Everywhere I go  I find a pal Everywhere I go  I find a pal

Peter Weinschenk, Editor, The Record-Review

The thing you learn as a country editor is that you often have to wait for the story.

You might have to sit for hours on a Terrazzo floor outside a closed session school board meeting to learn the fate of a controversial district superintendent. You might have to stand on the side of a highway before police allow you to take pictures of a horrific traffic accident. Or you might have to wait on aluminum bleachers for hours before you can snap the picture of a champion charity tournament softball team.

On May 25, white Minneapolis police offi cer Derek Chauvin killed George Floyd, a black man, by placing his knee for nearly nine minutes on the handcuffed man’s neck.

Outrage over the murder has spiraled into a week of protests, looting and general mayhem in not just Minneapolis, but in scores of cities across the United States.

There’s part of me, as a journalist, that would like to be on the scene of this national eruption and chronicle in pictures and words the conflict in both its righteous purposefulness and destructive insanity. I’d tolerate a whiff of tear gas to get a good picture.

Yet, as a country editor, I know to be patient. I don’t have to run after the George Floyd story. It will find its way here to rural Marathon County. I just have to wait a little bit.

In so many ways, the George Floyd murder has nothing to do with us. It is the result of Minneapolis, while largely white and segregated, electing three liberal mayors on platforms of police reform but being stymied by a powerful police union. In the last few days, labor unions across Minnesota have demanded Lt. Robert Krall, president of the Minneapolis Police Officers Federation, resign as a first step to rewriting those police union contracts. We’ll see what happens.

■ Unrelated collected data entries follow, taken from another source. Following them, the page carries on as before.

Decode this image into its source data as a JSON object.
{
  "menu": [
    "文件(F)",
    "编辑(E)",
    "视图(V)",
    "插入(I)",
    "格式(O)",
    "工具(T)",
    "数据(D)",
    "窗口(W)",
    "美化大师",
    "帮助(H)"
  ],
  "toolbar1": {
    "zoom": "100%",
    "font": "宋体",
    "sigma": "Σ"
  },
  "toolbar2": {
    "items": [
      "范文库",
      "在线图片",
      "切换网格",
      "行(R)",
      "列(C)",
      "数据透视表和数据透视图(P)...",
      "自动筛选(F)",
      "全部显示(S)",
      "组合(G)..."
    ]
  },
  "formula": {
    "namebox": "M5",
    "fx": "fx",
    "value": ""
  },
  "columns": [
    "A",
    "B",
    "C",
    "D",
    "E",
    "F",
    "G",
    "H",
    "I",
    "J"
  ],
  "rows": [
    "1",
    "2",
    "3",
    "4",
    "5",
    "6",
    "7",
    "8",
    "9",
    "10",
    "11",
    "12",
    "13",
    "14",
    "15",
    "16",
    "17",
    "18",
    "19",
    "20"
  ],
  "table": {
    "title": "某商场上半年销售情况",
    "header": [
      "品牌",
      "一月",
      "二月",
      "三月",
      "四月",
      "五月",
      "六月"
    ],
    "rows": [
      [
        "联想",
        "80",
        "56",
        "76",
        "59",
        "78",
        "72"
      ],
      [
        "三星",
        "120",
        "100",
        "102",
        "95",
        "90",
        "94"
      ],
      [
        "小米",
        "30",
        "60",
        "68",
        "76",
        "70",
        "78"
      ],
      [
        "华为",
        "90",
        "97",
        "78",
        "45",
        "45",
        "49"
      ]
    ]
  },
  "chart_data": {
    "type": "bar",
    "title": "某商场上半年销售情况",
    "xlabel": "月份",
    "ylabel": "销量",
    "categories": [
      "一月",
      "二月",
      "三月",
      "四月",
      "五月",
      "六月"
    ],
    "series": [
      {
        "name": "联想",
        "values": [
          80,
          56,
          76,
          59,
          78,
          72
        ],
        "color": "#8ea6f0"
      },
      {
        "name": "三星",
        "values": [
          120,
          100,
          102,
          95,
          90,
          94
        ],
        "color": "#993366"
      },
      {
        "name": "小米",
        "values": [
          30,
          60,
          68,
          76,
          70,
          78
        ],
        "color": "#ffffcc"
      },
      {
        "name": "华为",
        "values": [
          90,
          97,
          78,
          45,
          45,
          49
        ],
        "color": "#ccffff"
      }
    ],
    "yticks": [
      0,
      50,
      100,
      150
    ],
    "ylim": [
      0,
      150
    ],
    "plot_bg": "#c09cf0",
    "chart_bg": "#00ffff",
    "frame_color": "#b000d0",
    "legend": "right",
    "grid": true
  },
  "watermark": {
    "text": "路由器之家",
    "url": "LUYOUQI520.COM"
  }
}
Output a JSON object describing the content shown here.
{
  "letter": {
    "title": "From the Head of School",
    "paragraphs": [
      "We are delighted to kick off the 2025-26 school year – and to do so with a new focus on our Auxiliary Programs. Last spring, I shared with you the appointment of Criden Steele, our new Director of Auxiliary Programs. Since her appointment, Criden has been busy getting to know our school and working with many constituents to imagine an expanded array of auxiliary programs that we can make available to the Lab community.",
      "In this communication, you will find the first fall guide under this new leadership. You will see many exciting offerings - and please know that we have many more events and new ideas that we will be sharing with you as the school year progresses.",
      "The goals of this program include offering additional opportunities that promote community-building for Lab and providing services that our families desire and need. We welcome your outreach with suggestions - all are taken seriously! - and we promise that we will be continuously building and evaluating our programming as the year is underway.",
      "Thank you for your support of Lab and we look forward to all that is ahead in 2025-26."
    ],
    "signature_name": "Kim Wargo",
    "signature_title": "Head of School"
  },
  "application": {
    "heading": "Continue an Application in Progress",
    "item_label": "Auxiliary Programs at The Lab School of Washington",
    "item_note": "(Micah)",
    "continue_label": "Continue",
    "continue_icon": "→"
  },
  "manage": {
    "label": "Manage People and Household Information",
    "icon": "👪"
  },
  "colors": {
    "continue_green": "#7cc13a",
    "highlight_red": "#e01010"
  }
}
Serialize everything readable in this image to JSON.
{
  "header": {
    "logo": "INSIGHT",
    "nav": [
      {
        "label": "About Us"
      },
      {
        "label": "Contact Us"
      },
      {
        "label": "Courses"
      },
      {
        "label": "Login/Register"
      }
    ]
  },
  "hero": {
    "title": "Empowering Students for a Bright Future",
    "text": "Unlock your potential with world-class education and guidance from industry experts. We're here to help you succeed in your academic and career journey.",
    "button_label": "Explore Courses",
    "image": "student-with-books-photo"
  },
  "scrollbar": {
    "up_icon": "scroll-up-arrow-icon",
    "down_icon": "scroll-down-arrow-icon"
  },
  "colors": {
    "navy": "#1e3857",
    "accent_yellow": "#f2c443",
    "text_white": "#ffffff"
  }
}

But we will not be spared this urban government controversy. The George Floyd tragedy will come here as part of a presidential election that might be about Trump’s impeachment, an ongoing trade war with China, the COVID-19 pandemic or the nation’s economy plummeting towards Depression, but, as things are progressing, probably about race relations in America and how to calm down a seriously rattled country.

President Trump, down in the polls, appears to be resurrecting Richard Nixon’s 1968 “law and order” strategy to beat Hubert Humphrey, both condemning the Floyd murder but threatening to send the U.S. Army into states that don’t “dominate” protesters.

Will that strategy work? That depends on people here in Wisconsin, a key battleground state in the race for the presidency.

Right now, we have peaceful protesters, knowing their powerlessness, trying to persuade people like you and me that we need racial justice. We also have looters and vandals seeking to shock us into action. And then we have President Trump ready to use the U.S. Army as a cast of thousands in a campaign ad.

What’s rural Wisconsin’s conclusion? What’s the story? I am waiting. I have my pen and camera ready for action.